Pause, their brain is working.
“Well... I was thinking about sharding by user_id, since most of our access patterns are user-focused. But I’m worried it might cause data skew.”
Nice! That’s a good start to an actual conversation.
That one simple line — “What do you think?” — changes the entire dynamic. It forces the person asking to stop, think, and engage their brain before handing the problem off to someone else.
It’s not rude. It’s a challenge. A nudge to a conversation rather than prompting. An invitation to participate instead of just receiving.
Here’s what you do next time someone comes to you with a question: Don’t answer it. Look them in the eye, channel your inner Socrates, and ask:
“What do you think?”
Most people freeze the first time. They’ll stall, mumble, maybe panic a bit inside. There is a moment to resist the urge to jump in — hold the silence. Let it do the work.
This isn’t about being lazy or dodging help. It’s about transferring ownership. You’re not a Google/StackOverflow anymore — you’re a mentor.
💡And yes, there’s a fine line between mentoring and being a passive-aggressive “figure it out yourself” guy. Don’t cross it. Nobody likes that guy. Be curious, not condescending.
The cool part is — the more you do this, the better it works. You’ll start noticing fewer questions, and the ones you do get will be better. People will stop coming to you empty-handed. They’ll start bringing trade-offs, hypotheses, and even possible solutions. It’s amazing.
One small phrase, and suddenly you’re not the bottleneck anymore — you’re the team multiplier.
Because when people start thinking for themselves, they stop fearing problems. They see them as challenges not blockers. Most importantly, they learn. Not in the formal, “read this doc” kind of way, but through trial, error, confidence, and momentum.

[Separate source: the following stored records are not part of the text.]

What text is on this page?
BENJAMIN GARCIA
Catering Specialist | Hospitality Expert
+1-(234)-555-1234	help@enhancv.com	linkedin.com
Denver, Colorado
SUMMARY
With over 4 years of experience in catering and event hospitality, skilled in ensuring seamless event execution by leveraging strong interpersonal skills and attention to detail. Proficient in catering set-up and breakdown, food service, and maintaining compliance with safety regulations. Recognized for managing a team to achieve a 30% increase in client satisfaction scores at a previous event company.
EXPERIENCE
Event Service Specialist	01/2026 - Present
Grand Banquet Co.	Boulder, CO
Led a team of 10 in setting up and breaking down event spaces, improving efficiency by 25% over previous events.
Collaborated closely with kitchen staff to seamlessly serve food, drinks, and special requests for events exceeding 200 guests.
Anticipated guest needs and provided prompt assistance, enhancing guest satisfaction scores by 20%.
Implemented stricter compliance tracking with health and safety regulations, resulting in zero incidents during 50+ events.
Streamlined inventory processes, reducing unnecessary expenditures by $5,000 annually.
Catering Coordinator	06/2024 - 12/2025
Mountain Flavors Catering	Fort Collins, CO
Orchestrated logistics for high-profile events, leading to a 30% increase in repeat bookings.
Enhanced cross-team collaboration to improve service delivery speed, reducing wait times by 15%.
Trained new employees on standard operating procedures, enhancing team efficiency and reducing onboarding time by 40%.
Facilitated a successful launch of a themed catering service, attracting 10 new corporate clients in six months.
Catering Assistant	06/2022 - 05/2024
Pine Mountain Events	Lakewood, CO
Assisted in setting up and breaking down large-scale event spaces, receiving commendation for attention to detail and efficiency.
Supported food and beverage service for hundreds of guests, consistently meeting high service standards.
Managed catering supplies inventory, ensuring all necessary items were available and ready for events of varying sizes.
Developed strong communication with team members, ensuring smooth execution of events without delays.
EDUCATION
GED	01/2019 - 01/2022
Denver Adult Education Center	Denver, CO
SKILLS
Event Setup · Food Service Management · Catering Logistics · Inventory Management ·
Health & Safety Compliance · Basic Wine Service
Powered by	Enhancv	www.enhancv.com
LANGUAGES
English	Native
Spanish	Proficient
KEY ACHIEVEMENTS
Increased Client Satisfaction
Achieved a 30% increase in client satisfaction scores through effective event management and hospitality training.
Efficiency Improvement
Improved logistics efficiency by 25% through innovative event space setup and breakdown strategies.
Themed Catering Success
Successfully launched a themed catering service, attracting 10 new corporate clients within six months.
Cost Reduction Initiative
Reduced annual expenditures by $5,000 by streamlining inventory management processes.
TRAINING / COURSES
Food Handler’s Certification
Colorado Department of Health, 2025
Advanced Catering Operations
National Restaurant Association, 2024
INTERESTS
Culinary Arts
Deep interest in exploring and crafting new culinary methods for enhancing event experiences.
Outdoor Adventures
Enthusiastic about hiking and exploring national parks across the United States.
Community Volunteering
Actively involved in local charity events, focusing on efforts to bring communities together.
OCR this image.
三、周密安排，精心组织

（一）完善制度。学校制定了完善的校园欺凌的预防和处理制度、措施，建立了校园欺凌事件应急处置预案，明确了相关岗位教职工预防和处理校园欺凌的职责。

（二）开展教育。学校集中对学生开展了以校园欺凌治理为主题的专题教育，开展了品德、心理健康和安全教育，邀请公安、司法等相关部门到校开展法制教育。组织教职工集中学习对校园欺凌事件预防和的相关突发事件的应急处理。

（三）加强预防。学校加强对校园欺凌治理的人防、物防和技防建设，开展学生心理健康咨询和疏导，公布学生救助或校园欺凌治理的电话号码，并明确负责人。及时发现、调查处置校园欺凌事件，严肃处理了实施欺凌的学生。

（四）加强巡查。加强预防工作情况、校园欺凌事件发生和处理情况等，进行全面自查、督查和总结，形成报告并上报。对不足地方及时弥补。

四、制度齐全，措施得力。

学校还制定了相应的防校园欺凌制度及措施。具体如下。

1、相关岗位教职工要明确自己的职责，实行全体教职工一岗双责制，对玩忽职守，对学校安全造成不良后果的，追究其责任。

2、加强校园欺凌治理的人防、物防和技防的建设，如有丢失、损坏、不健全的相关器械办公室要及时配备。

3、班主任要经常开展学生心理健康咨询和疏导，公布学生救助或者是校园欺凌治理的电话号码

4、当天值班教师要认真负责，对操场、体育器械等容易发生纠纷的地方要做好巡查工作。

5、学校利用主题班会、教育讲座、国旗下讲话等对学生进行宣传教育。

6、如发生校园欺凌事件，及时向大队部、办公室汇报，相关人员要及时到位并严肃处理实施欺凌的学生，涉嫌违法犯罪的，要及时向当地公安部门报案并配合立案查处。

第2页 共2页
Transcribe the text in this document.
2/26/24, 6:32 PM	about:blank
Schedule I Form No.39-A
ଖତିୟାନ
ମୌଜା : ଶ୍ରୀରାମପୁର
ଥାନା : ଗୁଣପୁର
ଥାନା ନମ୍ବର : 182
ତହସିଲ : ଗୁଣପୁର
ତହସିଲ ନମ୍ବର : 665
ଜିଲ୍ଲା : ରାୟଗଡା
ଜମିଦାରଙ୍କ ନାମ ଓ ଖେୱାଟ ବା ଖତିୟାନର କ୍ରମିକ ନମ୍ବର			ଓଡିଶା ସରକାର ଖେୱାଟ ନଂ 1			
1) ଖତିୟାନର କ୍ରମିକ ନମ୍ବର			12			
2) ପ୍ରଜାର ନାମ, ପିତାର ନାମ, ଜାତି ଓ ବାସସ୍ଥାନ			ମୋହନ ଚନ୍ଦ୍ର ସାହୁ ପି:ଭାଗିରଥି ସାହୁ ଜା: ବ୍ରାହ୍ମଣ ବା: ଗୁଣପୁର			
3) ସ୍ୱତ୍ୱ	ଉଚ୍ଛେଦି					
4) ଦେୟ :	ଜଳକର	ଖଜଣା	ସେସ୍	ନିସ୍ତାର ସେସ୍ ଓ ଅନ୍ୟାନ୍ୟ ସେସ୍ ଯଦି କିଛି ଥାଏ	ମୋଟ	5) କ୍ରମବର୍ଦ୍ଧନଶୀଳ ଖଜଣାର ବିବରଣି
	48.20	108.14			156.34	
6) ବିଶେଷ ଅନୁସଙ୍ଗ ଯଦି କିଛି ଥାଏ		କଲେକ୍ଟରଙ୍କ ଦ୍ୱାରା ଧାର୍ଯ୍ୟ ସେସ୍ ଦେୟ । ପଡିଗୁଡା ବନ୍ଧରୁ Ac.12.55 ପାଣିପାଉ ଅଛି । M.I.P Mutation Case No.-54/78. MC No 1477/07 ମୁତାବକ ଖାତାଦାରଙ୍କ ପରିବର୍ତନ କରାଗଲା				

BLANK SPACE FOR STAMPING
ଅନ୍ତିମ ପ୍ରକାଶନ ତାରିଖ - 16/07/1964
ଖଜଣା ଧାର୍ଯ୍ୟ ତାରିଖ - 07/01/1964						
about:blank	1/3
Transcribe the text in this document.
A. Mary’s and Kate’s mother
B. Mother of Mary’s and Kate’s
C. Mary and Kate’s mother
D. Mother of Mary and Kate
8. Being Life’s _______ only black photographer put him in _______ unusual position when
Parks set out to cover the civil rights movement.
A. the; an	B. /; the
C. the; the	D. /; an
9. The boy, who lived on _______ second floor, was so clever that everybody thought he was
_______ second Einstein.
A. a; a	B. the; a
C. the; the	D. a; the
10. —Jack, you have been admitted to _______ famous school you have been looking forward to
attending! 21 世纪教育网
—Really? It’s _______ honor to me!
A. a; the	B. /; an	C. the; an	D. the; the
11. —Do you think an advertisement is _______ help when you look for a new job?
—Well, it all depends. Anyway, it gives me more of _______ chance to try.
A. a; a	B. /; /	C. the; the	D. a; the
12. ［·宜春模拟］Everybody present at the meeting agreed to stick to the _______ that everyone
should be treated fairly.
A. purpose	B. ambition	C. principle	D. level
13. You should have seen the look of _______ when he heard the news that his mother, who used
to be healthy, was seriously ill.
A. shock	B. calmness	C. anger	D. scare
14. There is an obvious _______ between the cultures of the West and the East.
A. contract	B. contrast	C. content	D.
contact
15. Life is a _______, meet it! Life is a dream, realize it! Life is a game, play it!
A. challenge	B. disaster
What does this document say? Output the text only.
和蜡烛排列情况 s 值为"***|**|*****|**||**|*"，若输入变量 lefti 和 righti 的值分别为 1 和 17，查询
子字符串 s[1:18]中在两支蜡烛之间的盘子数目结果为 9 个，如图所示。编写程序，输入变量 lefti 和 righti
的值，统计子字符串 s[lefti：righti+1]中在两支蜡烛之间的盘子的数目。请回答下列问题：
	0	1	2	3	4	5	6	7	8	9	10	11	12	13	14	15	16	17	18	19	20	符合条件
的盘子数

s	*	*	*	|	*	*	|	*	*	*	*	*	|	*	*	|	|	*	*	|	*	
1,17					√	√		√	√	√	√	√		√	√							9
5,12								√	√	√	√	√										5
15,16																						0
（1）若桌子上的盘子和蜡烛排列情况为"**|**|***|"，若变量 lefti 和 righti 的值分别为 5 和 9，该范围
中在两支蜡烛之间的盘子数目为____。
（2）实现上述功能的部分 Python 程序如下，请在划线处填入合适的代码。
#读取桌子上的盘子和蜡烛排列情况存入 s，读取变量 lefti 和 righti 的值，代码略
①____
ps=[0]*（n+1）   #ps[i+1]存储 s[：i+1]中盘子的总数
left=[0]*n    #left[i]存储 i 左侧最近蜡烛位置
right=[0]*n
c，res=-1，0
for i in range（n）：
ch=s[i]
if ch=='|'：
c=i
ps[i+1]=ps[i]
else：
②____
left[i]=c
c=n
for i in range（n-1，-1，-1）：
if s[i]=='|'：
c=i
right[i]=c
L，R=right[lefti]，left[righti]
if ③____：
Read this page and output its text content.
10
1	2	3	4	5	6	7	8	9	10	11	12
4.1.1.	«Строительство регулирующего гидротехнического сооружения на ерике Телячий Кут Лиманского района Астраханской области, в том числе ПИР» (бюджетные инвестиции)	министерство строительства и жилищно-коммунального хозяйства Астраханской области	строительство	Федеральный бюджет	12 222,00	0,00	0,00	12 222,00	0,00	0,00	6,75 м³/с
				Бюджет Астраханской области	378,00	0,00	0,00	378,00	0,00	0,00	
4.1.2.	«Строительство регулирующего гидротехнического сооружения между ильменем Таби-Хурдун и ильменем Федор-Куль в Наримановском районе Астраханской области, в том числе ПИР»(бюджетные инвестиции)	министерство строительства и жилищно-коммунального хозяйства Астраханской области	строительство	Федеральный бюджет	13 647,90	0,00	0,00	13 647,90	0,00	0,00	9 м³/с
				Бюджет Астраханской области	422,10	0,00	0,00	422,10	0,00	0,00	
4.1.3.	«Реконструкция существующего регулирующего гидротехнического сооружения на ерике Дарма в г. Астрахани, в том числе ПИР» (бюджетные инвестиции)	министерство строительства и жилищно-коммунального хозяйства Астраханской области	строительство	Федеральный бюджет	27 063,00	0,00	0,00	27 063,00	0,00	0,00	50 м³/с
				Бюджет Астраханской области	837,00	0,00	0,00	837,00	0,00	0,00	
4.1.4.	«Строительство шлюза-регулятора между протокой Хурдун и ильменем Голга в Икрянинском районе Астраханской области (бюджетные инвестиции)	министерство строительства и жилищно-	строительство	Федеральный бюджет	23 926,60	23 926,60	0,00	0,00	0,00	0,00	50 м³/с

And when your teammate does come up with a proposal, back them up. Say something like, “Nice. Let’s think about what other options we might consider too”. Even if their idea isn’t perfect, that encouragement builds confidence — the kind that gets them to keep thinking.
To Wrap This Up
Remember back in school, when a teacher would answer your question with another question? Annoying, sure. But what happened next? You’d start working through it yourself — trying to piece together a logical answer. And even if they eventually helped, you’d already done most of the cognitive heavy lifting. That’s the magic.
This approach doesn’t just lighten your own load — it helps your teammates build the habit of thinking and solving on their own.
So next time someone comes to you with a question, resist the urge to hand over the answer.
Just ask, “What do you think?” And watch what happens.
Some folks will push back — “I don’t know” or“I just don’t get it”.
Smile. Stay calm. Repeat: “What do you think?”
Yeah — it’s like raising kids.
But sometimes people just need a minute of silence before the light bulb turns on.